A team of senior USC Marshall School of Business students took second place in the second annual National Women’s Case Competition, hosted by the University of Texas, Austin McCombs School of Business April 5-7.
It was the first time USC Marshall had participated in the competition.
“Placing second in this national case competition in Marshall’s first year of participation speaks to our students’ strengths—particularly their readiness and professionalism,” said Julia Plotts, associate professor of clinical finance and business economics.
The team, all in the class of 2018, included Madelyn Merchant, Raquel Buscaino, Sixing (Serena) Tang and Harshini Chengareddy.
“Their ideas were different from any of the other finalist teams as was their ensemble presentation style. They made Marshall look great.” -- Shannon Faris, assistant dean of institutional research and academic administration, USC Marshall
The students were hand-picked by Plotts from her financial analysis and valuation class and from Professor of Management and Organization Carl Voigt’s global strategy class.
“All four students are leaders who are self-aware, intellectually curious and hard-working,” said Plotts. “None of them knew each other before the competition.

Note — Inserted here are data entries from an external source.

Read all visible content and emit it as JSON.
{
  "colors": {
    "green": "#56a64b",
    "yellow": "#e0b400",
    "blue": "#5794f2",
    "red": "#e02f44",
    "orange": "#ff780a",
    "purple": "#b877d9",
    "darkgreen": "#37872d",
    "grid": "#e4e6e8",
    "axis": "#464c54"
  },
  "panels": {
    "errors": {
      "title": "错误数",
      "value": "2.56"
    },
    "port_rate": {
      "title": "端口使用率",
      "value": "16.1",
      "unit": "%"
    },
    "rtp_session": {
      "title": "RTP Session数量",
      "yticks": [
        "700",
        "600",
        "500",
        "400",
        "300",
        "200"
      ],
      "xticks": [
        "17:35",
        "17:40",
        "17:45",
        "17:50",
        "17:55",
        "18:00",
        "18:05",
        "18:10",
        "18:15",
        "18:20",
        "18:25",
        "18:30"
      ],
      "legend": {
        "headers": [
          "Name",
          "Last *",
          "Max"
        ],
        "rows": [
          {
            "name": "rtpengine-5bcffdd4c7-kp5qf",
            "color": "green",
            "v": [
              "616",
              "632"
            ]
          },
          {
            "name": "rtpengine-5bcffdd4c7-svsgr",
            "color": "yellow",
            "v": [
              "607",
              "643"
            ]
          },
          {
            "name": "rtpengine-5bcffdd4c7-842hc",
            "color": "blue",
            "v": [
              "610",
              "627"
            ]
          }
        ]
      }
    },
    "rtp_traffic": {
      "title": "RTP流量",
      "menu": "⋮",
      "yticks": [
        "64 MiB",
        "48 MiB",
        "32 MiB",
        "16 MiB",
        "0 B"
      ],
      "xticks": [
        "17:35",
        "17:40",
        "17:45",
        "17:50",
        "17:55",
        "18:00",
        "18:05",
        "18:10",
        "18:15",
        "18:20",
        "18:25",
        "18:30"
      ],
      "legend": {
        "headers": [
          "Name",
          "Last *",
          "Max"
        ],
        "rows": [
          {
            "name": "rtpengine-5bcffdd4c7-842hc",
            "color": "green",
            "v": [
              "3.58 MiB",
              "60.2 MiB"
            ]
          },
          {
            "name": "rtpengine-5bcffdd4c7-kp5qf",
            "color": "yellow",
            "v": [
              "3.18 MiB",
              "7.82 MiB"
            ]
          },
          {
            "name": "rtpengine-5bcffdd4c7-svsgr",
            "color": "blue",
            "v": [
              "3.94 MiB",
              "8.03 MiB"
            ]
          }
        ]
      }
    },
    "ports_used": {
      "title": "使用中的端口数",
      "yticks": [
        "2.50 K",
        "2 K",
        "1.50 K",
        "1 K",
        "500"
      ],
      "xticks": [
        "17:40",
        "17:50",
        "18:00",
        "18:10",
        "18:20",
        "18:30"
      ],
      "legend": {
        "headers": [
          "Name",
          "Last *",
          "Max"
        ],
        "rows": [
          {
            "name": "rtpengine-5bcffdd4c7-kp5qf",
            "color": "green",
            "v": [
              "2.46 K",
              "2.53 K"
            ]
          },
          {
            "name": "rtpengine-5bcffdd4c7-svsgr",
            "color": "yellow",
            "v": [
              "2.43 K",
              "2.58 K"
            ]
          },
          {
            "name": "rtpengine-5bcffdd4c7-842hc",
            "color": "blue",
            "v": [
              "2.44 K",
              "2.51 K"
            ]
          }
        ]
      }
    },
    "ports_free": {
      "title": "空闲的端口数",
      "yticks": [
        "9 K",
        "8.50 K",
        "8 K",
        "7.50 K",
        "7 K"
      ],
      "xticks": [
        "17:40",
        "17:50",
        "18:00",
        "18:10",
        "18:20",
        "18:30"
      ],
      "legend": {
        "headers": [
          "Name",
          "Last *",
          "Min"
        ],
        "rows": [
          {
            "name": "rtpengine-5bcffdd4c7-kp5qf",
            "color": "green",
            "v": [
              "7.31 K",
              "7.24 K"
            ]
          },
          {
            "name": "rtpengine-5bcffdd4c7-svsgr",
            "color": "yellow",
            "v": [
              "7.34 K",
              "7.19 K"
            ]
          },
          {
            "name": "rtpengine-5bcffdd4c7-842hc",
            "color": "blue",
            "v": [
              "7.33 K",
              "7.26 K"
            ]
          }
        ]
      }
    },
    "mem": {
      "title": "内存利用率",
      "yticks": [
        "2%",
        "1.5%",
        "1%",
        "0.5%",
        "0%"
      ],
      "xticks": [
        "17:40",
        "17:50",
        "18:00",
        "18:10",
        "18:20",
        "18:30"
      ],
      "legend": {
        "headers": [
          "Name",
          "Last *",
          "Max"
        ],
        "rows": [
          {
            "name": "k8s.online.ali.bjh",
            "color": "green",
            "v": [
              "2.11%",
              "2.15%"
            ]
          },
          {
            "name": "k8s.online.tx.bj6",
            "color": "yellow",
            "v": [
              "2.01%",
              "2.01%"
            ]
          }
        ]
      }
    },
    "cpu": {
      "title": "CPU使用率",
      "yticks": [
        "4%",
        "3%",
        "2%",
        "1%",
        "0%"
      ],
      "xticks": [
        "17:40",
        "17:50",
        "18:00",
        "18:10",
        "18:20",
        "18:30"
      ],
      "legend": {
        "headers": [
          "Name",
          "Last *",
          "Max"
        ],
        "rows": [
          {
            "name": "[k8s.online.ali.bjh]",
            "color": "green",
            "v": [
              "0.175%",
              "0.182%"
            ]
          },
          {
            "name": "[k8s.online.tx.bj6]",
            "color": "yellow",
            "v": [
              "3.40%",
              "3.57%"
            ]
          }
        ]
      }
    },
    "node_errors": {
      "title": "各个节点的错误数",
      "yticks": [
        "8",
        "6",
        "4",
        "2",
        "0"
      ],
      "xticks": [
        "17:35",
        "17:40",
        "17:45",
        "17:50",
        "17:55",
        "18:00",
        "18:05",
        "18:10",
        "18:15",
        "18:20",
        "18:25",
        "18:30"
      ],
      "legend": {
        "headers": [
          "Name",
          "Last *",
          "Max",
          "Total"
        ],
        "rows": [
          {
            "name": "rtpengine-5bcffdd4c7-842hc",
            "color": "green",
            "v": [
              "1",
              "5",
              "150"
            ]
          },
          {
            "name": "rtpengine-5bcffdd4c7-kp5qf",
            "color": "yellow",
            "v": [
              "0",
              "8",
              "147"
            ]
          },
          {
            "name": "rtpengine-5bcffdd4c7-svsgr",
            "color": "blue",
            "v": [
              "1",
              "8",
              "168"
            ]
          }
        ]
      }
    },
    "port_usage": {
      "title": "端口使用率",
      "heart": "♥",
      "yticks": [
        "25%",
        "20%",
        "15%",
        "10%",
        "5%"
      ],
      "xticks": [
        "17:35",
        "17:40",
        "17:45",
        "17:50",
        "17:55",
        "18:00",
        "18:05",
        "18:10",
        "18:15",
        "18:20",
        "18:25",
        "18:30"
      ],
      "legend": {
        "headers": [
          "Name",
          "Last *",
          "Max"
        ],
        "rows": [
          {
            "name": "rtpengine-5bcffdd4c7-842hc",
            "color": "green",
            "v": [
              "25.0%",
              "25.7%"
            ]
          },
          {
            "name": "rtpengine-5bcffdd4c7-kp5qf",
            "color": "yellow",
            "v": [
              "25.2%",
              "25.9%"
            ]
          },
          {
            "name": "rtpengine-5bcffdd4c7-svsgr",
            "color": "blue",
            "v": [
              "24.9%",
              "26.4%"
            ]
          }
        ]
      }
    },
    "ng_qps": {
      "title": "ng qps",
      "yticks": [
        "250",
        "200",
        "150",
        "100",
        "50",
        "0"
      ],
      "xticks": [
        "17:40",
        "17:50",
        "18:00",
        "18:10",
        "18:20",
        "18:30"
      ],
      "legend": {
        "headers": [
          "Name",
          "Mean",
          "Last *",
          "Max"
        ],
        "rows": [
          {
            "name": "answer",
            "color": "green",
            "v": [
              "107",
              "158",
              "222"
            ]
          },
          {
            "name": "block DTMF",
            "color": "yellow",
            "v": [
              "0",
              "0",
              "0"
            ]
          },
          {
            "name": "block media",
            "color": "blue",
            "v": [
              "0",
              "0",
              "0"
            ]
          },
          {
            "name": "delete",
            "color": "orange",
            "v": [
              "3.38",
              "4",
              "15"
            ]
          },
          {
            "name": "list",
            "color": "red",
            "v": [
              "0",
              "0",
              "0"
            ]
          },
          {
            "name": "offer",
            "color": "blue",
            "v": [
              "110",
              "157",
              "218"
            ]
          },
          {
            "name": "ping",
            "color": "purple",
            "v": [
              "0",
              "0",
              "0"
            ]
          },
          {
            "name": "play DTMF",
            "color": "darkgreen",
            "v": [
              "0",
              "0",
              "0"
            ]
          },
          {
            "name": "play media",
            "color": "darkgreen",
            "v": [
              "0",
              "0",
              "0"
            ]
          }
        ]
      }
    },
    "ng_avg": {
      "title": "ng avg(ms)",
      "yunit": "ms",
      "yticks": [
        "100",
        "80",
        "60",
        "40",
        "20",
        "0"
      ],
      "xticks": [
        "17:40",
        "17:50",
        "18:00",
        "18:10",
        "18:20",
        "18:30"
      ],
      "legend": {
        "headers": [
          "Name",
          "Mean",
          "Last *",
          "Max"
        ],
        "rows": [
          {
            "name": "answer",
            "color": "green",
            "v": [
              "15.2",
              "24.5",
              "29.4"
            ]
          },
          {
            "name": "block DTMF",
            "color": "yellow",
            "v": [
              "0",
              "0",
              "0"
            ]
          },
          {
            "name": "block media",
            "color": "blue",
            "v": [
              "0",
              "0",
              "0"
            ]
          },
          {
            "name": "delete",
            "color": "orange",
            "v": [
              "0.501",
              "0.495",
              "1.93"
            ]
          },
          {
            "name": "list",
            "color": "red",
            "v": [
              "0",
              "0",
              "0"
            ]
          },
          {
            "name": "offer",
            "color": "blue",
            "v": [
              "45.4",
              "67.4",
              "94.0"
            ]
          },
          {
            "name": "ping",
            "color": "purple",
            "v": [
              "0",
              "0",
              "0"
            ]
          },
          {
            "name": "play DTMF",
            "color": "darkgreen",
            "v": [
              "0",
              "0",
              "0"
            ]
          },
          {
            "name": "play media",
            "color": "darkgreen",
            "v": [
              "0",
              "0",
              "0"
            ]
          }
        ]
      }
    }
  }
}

It was like we started with a blank slate—but we identified their strengths and weaknesses quickly and they worked well together right from the start.”
Students were charged with proposing solutions for how the Shell Company could increase sales of its synthetic lubricant while also reducing its emissions. The event was sponsored by Shell, The Boston Consulting Group and the McCombs Parents Council.
“This team of graduating senior women were fantastic from start to finish,” said Shannon Faris, assistant dean of institutional research and academic administration for the Marshall School, who accompanied the team to Texas. “Their ideas were different from any of the other finalist teams as was their ensemble presentation style. They made Marshall look great.”
The competition drew teams from 13 universities, including USC’s Marshall School; McCombs School of Business at the University of Texas, Austin; the Wharton School at the University of Pennsylvania; the Kelley School of Business at Indiana University, Bloomington; the Smeal College of Business at Penn State; Miami University’s Farmer School of Business; NYU’s Stern School of Business; Michigan’s Ross School of Business; Mays Business School at Texas A&M; Olin Business School at Washington University, St. Louis; the Foster School of Business, University of Washington, Seattle; Boston College’s Carroll School of Management; and the Tepper School of Business at Carnegie Mellon.
“A big part of the case competition, apart from doing the case itself, was meeting a huge group of smart, motivated women from other schools,” said team member Buscaino. “The network we take away from this experience is just exceptional.”
In 2015, McCombs alumni created the first women-only case competition in response to what they saw as a consistent skewed gender ratio in case competitions—that while 50 percent of business students are women, only 29 percent of case competition participants are women.
The University of Washington won first place, while Texas A&M won third.